Debt Crisis 2013 US Economy Explained Understanding Why There Is NO FIX WAY OUT

Debt Crisis 2013 US Economy Explained Understanding Why There Is NO FIX WAY OUT 





I've argued for some time that we need new measures of systemic risk in financial markets -- we won't know if we can find reliable measures or not until we try -- so as it says below, recent "efforts to develop measures of systemic risk are encouraging":
Actually, Economists Can Predict Financial Crises, by Mark Buchanan, Commentary, Bloomberg: ... In recent years, an inconsistency has emerged in the economics profession. Many, including some Nobel Prize winners, maintain that crises are by their very nature unpredictable. At the same time, others -- aided by engineers, physicists, ecologists and computer scientists -- are developing ways to detect and quantify systemic risks, including measures that regulators could use to identify imbalances or vulnerabilities that might result in a crisis. ...
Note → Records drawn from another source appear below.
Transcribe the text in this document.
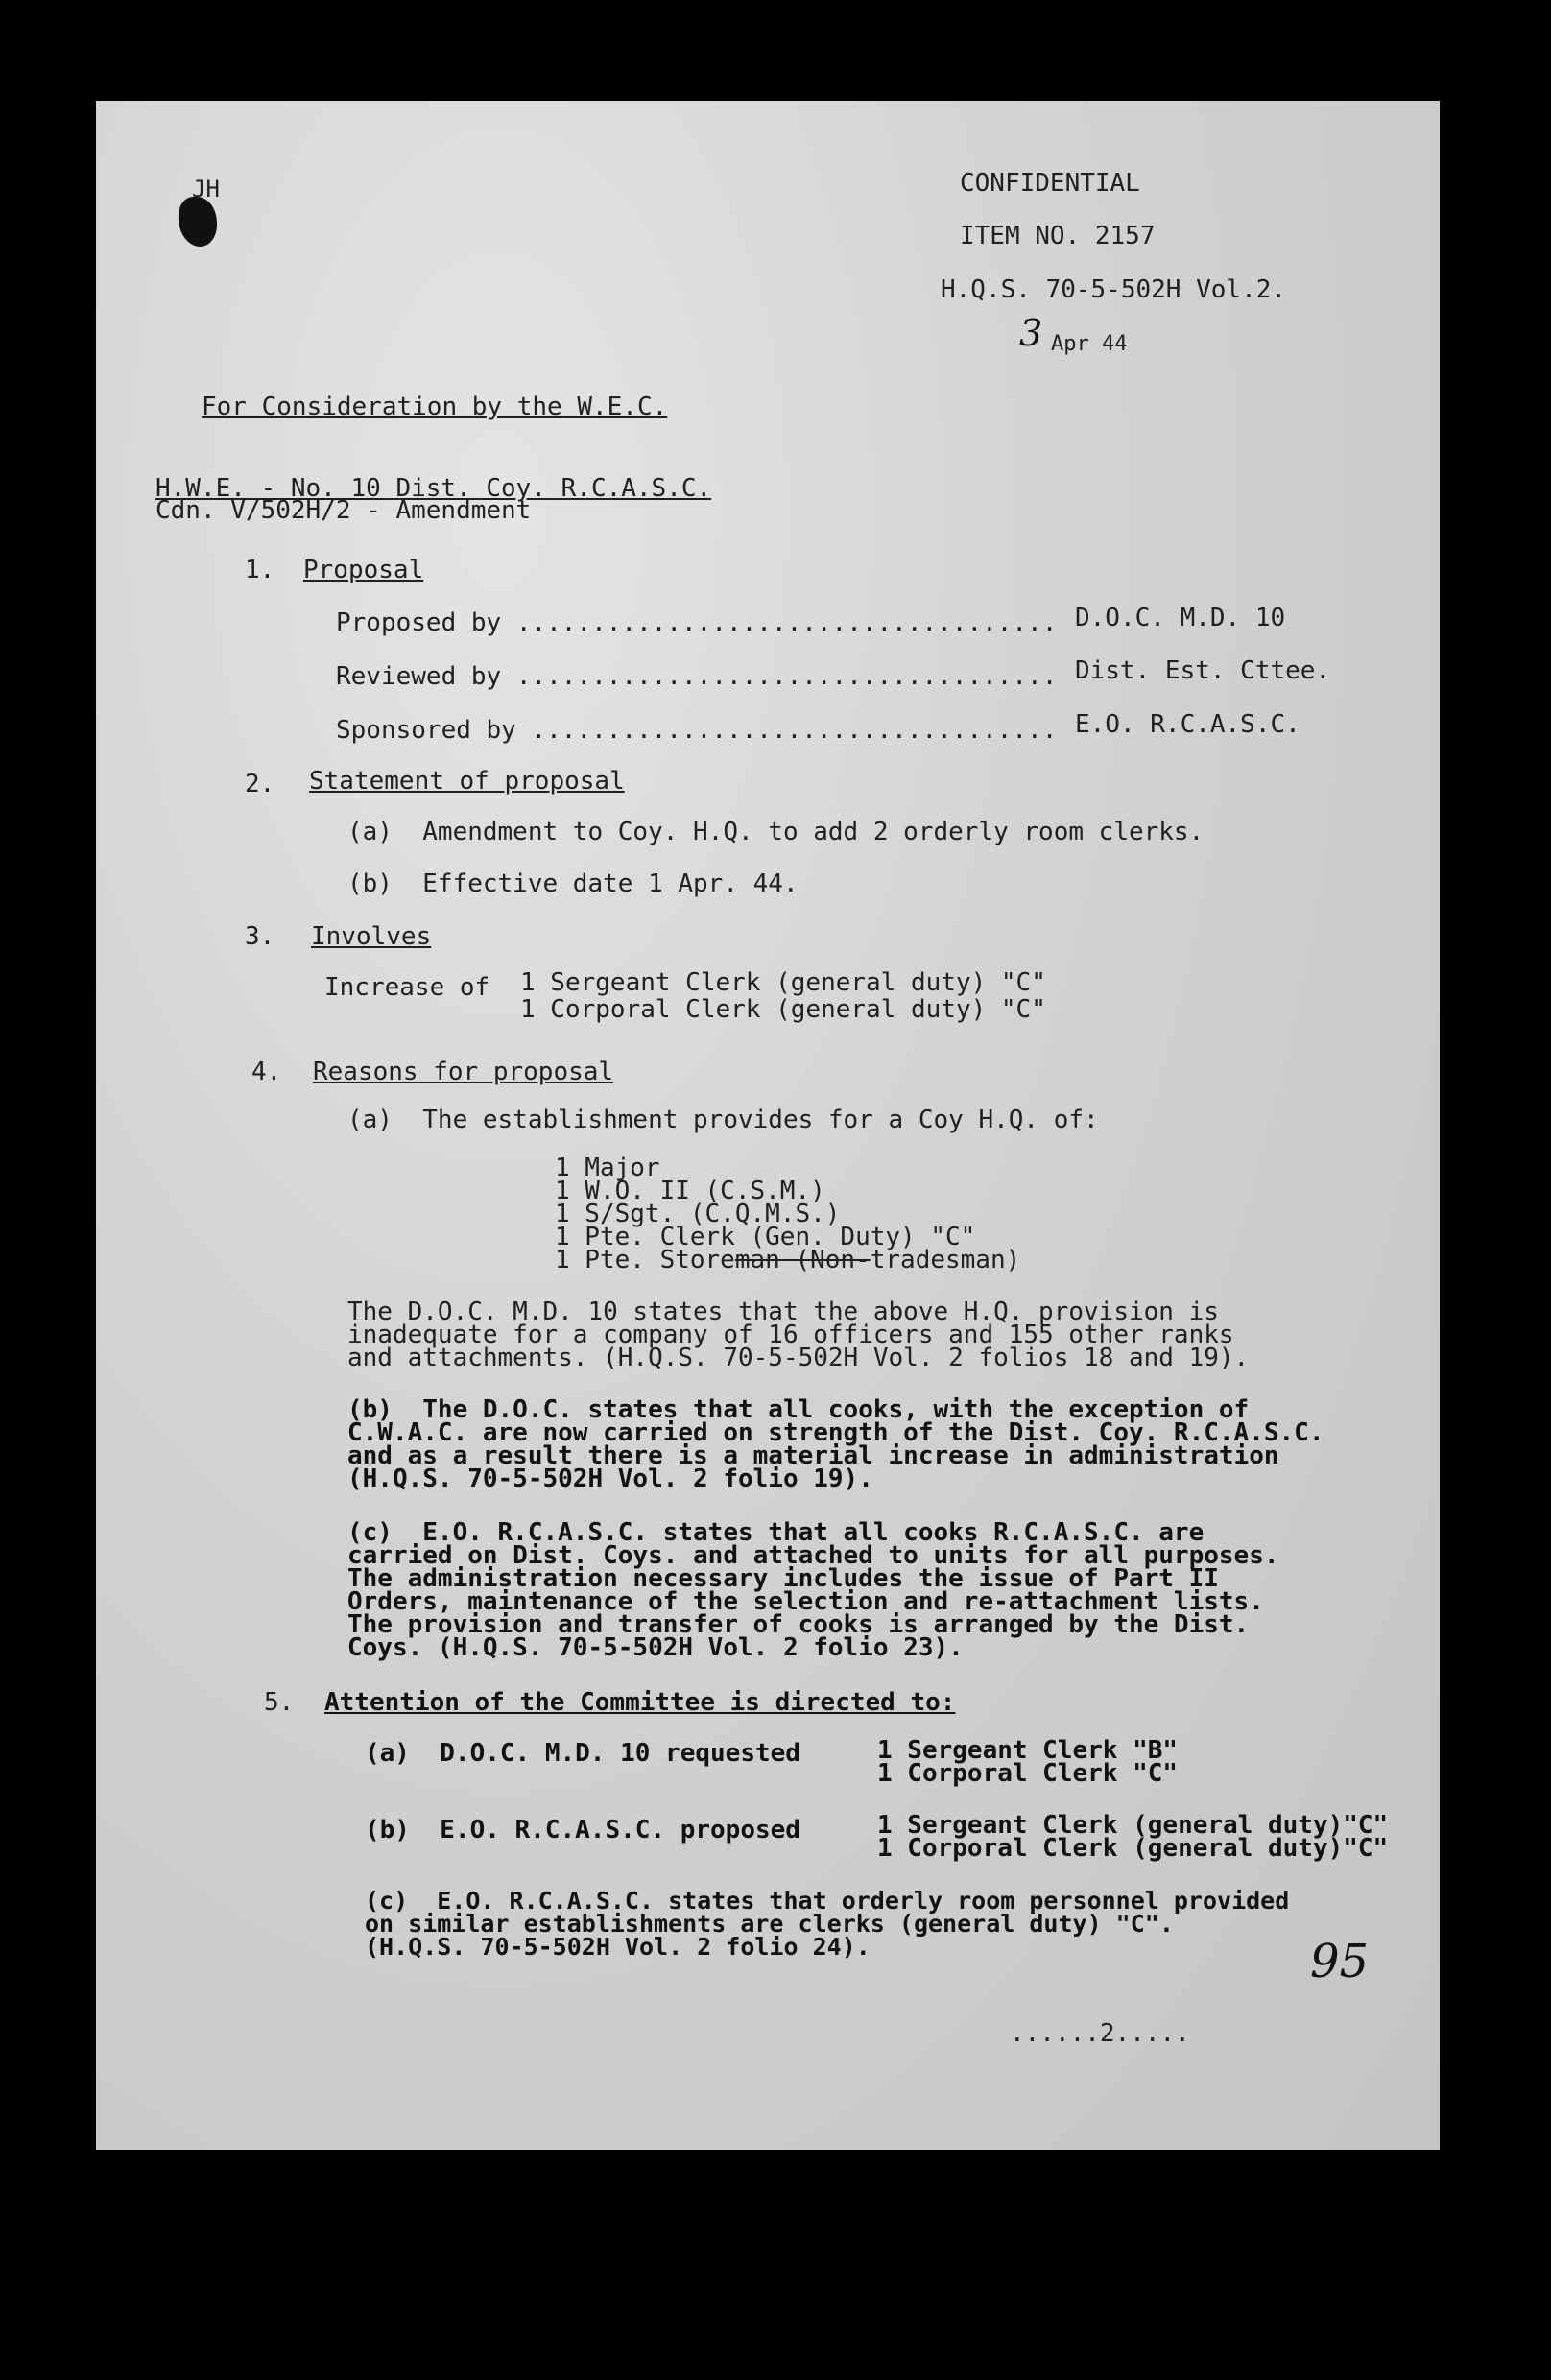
JH	CONFIDENTIAL
ITEM NO. 2157
H.Q.S. 70-5-502H Vol.2.
3 Apr 44
For Consideration by the W.E.C.
H.W.E. - No. 10 Dist. Coy. R.C.A.S.C.
Cdn. V/502H/2 - Amendment
1. Proposal
Proposed by .................................... D.O.C. M.D. 10
Reviewed by .................................... Dist. Est. Cttee.
Sponsored by ................................... E.O. R.C.A.S.C.
2. Statement of proposal
(a)  Amendment to Coy. H.Q. to add 2 orderly room clerks.
(b)  Effective date 1 Apr. 44.
3. Involves
Increase of 1 Sergeant Clerk (general duty) "C"
1 Corporal Clerk (general duty) "C"
4. Reasons for proposal
(a)  The establishment provides for a Coy H.Q. of:
1 Major
1 W.O. II (C.S.M.)
1 S/Sgt. (C.Q.M.S.)
1 Pte. Clerk (Gen. Duty) "C"
1 Pte. Storeman (Non-tradesman)
The D.O.C. M.D. 10 states that the above H.Q. provision is
inadequate for a company of 16 officers and 155 other ranks
and attachments. (H.Q.S. 70-5-502H Vol. 2 folios 18 and 19).
(b)  The D.O.C. states that all cooks, with the exception of
C.W.A.C. are now carried on strength of the Dist. Coy. R.C.A.S.C.
and as a result there is a material increase in administration
(H.Q.S. 70-5-502H Vol. 2 folio 19).
(c)  E.O. R.C.A.S.C. states that all cooks R.C.A.S.C. are
carried on Dist. Coys. and attached to units for all purposes.
The administration necessary includes the issue of Part II
Orders, maintenance of the selection and re-attachment lists.
The provision and transfer of cooks is arranged by the Dist.
Coys. (H.Q.S. 70-5-502H Vol. 2 folio 23).
5. Attention of the Committee is directed to:
(a)  D.O.C. M.D. 10 requested	1 Sergeant Clerk "B"
1 Corporal Clerk "C"
(b)  E.O. R.C.A.S.C. proposed	1 Sergeant Clerk (general duty)"C"
1 Corporal Clerk (general duty)"C"
(c)  E.O. R.C.A.S.C. states that orderly room personnel provided
on similar establishments are clerks (general duty) "C".
(H.Q.S. 70-5-502H Vol. 2 folio 24).	95
......2.....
The challenge for economists is to find those indicators that can provide regulators with reliable early warnings of trouble. ...
Work is racing ahead. In the U.S., the newly formed Office of Financial Research has published various papers on topics such as stress tests and data gaps -- including one that reviews a list of some 31 proposed systemic-risk measures. The economists John Geanakoplos and Lasse Pedersen have offered specific proposals on measuring the extent to which markets are driven by leverage, which tends to make the whole system more fragile.
One problem has been “physics envy” -- a longing for certainty and for beautiful, timeless equations that can wrap up economic reality in some final way. Economics is actually more like biology, with perpetual change and evolution at its core. This means we’ll have to go on discovering new ways to identify useful clues about emerging problems as finance changes and investors jump into new products and strategies. Perpetual adaptation is part of living in a complex world.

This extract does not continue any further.